A pixel-perfect browser extension (the PerfectPixel-style overlay tools) closes that gap the way a real front-end engineer does: it overlays the actual design comp on top of the running app at adjustable opacity, so the difference between intended and rendered is visible, to the pixel. It's the ground-truth check that no amount of "looks good to me" — from a human or a model — substitutes for. This is the missing tenth step: not "ship it," but "verify the artifact against reality before you ship it." For UI work, this is where "done" is actually earned.
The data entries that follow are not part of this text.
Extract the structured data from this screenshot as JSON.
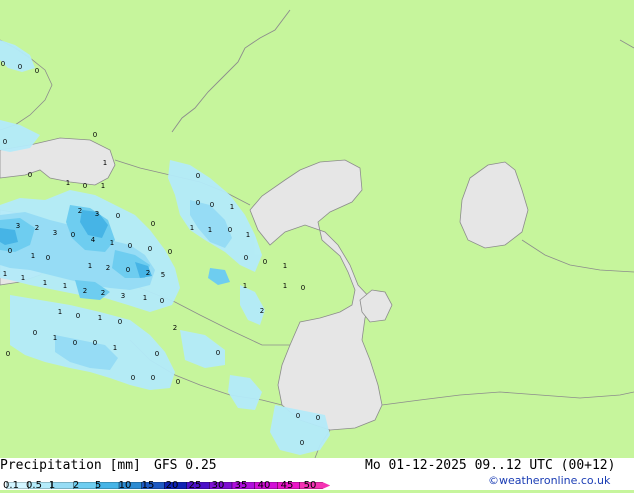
{
  "footer": {
    "title": "Precipitation [mm]",
    "model": "GFS 0.25",
    "datetime": "Mo 01-12-2025 09..12 UTC (00+12)",
    "copyright": "©weatheronline.co.uk"
  },
  "legend": {
    "labels": [
      "0.1",
      "0.5",
      "1",
      "2",
      "5",
      "10",
      "15",
      "20",
      "25",
      "30",
      "35",
      "40",
      "45",
      "50"
    ],
    "colors": [
      "#d2f5ff",
      "#b4ebfa",
      "#96dcf5",
      "#6ecdf0",
      "#46b4e6",
      "#2d8cd2",
      "#1e5ac3",
      "#0f23b4",
      "#4b0fc8",
      "#7d0fd2",
      "#af0fdc",
      "#d20fd7",
      "#eb14c8",
      "#f532b4"
    ]
  },
  "map": {
    "land_color": "#c6f59c",
    "sea_color": "#e6e6e6",
    "border_color": "#8c8c8c",
    "values": [
      "0",
      "0",
      "0",
      "0",
      "0",
      "1",
      "0",
      "1",
      "0",
      "1",
      "2",
      "3",
      "0",
      "0",
      "0",
      "0",
      "0",
      "0",
      "1",
      "1",
      "1",
      "0",
      "1",
      "3",
      "2",
      "3",
      "0",
      "4",
      "1",
      "0",
      "0",
      "0",
      "1",
      "0",
      "1",
      "2",
      "0",
      "2",
      "5",
      "1",
      "1",
      "1",
      "1",
      "2",
      "2",
      "3",
      "1",
      "0",
      "0",
      "0",
      "1",
      "1",
      "1",
      "0",
      "1",
      "0",
      "1",
      "0",
      "2",
      "2",
      "0",
      "1",
      "0",
      "0",
      "1",
      "0",
      "0",
      "0",
      "0",
      "0",
      "0",
      "0",
      "0",
      "0"
    ]
  }
}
The loop, with the stack wired in

Same discipline the thread preaches. The difference is what each step stands on:


/ship — the senior loop, on a real stack
user@localhost:~$
# 0. Recall: what do we already know? (AllSource Prime — don't re-explore)
#    query Prime for the subsystem before touching anything
# 1. Plan as durable, replayable task state (chronis)
cn task create "Add rate limiting" -p p0 --type=epic
cn task create "Token bucket middleware" --parent=<epic> --toon
# 2. Build small pieces; agent reads its own state cheaply
cn ready --toon            # ~60 tokens, not ~180
cn claim <id> --toon
# 3. Enforce non-negotiables AND keep the loop affordable (hooks)
#    PostToolUse: rtk filters test/build output, caveman trims agent prose,
#    then lint + tests run deterministically
# 4. Close the task with a full event trail (temporal replay if wrong)
cn done <id> --toon
# 5. Independent review OUTSIDE the session (CodeRabbit on the PR)
# 6. For UI: overlay the design comp, verify to the pixel (Pixel Perfect)
# 7. Ship — and the durable artifact is the event history + memory graph,
#    not a one-shot command you'll never read again

The loop didn't change. What changed is that every step now rests on something that survives the session, costs a fraction of the tokens, and verifies against reality instead of against another guess.

Where the bare loop is genuinely enough (the honest part)
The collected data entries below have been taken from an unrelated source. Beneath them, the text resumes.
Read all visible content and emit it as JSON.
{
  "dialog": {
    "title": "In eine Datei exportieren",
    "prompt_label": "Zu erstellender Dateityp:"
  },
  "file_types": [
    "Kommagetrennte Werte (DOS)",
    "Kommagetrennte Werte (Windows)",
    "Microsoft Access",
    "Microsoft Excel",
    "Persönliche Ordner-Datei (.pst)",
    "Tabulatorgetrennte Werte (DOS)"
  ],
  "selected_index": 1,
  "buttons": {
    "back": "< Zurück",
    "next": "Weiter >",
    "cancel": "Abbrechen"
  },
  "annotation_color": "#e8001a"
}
I'd be doing exactly what I'm criticizing if I sold you a heavier stack as a universal mandate. It isn't.

For a one-file script, a throwaway prototype, or a quick fix, the bare 9-step loop is the right amount of process. Standing up event-sourced task tracking and a memory graph to rename a function is its own kind of malpractice.
The stack has real setup and operating costs. caveman and rtk trade a little output fidelity for tokens — occasionally you want the verbose version back. CodeRabbit is a paid service. Pixel-perfect overlays only help front-end work. chronis and AllSource are early and, again, mine — adopt them with the same skepticism you'd apply to any dependency from someone with an interest in your saying yes.
The thread's primitives are the foundation, not the enemy. Hooks, plan mode, subagents, and CLAUDE.md are exactly where this stack plugs in. I'm not replacing the loop. I'm giving it a substrate.

The counter-argument deserves a fair hearing: maybe context windows keep growing, native memory keeps improving, and in a year the model remembers everything and reviews itself well enough that half this tooling is redundant. Possible. But "the constraints will disappear eventually" is not a plan for shipping this quarter, and every one of these constraints is biting today.

The actual difference

The thread says the difference between a junior-tier and senior-tier setup is the loop, not the model. I'd put it one level deeper: the model was never the bottleneck, and neither is the loop. The substrate is. Tokens, memory, and independent verification are the three things that decide whether a disciplined workflow survives a real codebase — and the loop, on its own, addresses none of them.

Build the loop. It's necessary. Then give it a stack that makes it affordable to run, durable across sessions, and honest about whether the work is actually done. That's the part that turns a senior-engineer demo into a senior-engineer workflow.

Tools referenced: chronis and AllSource (my own projects — disclosed above), caveman and rtk by @JuliusBrussee, CodeRabbit, and PerfectPixel-style overlay extensions. Original thread: 0xMorty.